Le salaire moyen dans ce secteur est de 1106 euros par mois. Mais pour des salariées en déplacement continu, de domicile en domicile, sans revalorisation des indemnités kilométriques depuis 2008, sans rémunération du temps de déplacement, la baisse du pouvoir d’achat sera terrible et la situation deviendra rapidement invivable. Il est d’ores et déjà possible d’écrire que ce secteur d’activité n’attirera que les personnes les plus désespérées socialement ou financièrement. Le piège se refermera sur elles : 8 % des temps de travail relèvent en effet de temps partiels subis et imposés, temps morcelés sur des amplitudes pouvant atteindre 13 heures dans la journée. 41 % des salariés ne bénéficieront pas de formation adaptée. De moins en moins d’heures de soin sont financées par les Conseils régionaux, mais la charge de travail, elle, ne change pas. Elle augmente !
Alors, ce qui n’est plus assuré par les agents, l’est par les familles : nous leur demandons d’acheter des plats préparés, nous leur annonçons que la fréquence des toilettes change pour passer à une fois par semaine, alors que, dans le même temps, les résidents sont changés moins souvent.
La nécessité de créer un grand service public de la santé et de l’action sociale
Les salariés sont sous pression et les usagers moins bien traités. C’est ce qui arrive quand cette activité tombe aux mains du secteur lucratif. Les ainés recevront en fonction de leurs moyens et non plus en fonction de leurs besoins.

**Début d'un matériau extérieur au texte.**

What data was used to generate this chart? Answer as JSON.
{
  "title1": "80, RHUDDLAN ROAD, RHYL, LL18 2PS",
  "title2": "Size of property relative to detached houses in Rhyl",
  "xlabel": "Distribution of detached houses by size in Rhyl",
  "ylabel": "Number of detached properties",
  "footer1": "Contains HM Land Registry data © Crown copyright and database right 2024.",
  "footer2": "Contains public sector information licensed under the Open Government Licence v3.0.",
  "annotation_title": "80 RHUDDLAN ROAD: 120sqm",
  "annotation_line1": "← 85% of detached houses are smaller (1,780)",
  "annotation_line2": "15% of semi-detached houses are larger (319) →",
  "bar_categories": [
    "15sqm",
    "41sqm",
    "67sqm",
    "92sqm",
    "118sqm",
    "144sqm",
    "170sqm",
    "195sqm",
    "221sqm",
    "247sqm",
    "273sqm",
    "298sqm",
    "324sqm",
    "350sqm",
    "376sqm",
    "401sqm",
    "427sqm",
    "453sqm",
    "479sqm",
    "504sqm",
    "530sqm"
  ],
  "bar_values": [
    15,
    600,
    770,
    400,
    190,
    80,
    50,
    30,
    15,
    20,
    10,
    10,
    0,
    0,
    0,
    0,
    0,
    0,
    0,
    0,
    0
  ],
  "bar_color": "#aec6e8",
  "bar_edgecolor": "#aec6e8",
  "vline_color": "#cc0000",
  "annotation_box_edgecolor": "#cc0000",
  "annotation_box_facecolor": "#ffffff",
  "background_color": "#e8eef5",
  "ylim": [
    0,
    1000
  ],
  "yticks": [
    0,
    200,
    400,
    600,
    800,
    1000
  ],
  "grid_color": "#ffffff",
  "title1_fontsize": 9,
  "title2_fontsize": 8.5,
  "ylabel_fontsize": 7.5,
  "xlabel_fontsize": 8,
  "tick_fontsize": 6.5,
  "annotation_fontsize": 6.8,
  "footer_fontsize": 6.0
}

C’est la fin de notre modèle social solidaire, de cette grande idée qu’est la sécurité sociale. Nous continuons cependant à penser que la prise en charge du grand âge doit dépendre de la protection sociale.
Les personnels revendiquent un soignant-e pour un résident, l’augmentation des formations du secteur médico-social, la revalorisation immédiate des salaires en lien avec la reconnaissance des diplômes et qualifications, l’amélioration des carrières et des conditions de travail, et l’amélioration de la prise en charge des résidents dans les EHPAD qui ne sont pas que des établissements d’accueil et de soins, mais un véritable lieu de vie.Le retrait des dispositions de la loi du 28 décembre 2015 relatives à la réforme de la tarification des EHPAD est une urgence afin d’arrêter la diminution du financement des EHPAD publics.
La CGT fait des propositions sérieuses pour un financement pérenne et solidaire de la prise en charge de la perte d’autonomie dans le cadre de la branche maladie de la sécurité sociale et réclame la création d’un grand service public de la Santé et de l’Action sociale. C’est une urgence sociale, les plus de 75 ans sont aujourd’hui 5,6 millions en France, et en 2060 les plus de 60 ans devraient être 15 à 24 millions de personnes. Les personnels ont décidé de continuer la mobilisation, il est important que tous les citoyennes et citoyens s’engagent avec elles et eux pour défendre une sécurité sociale solidaire et universelle.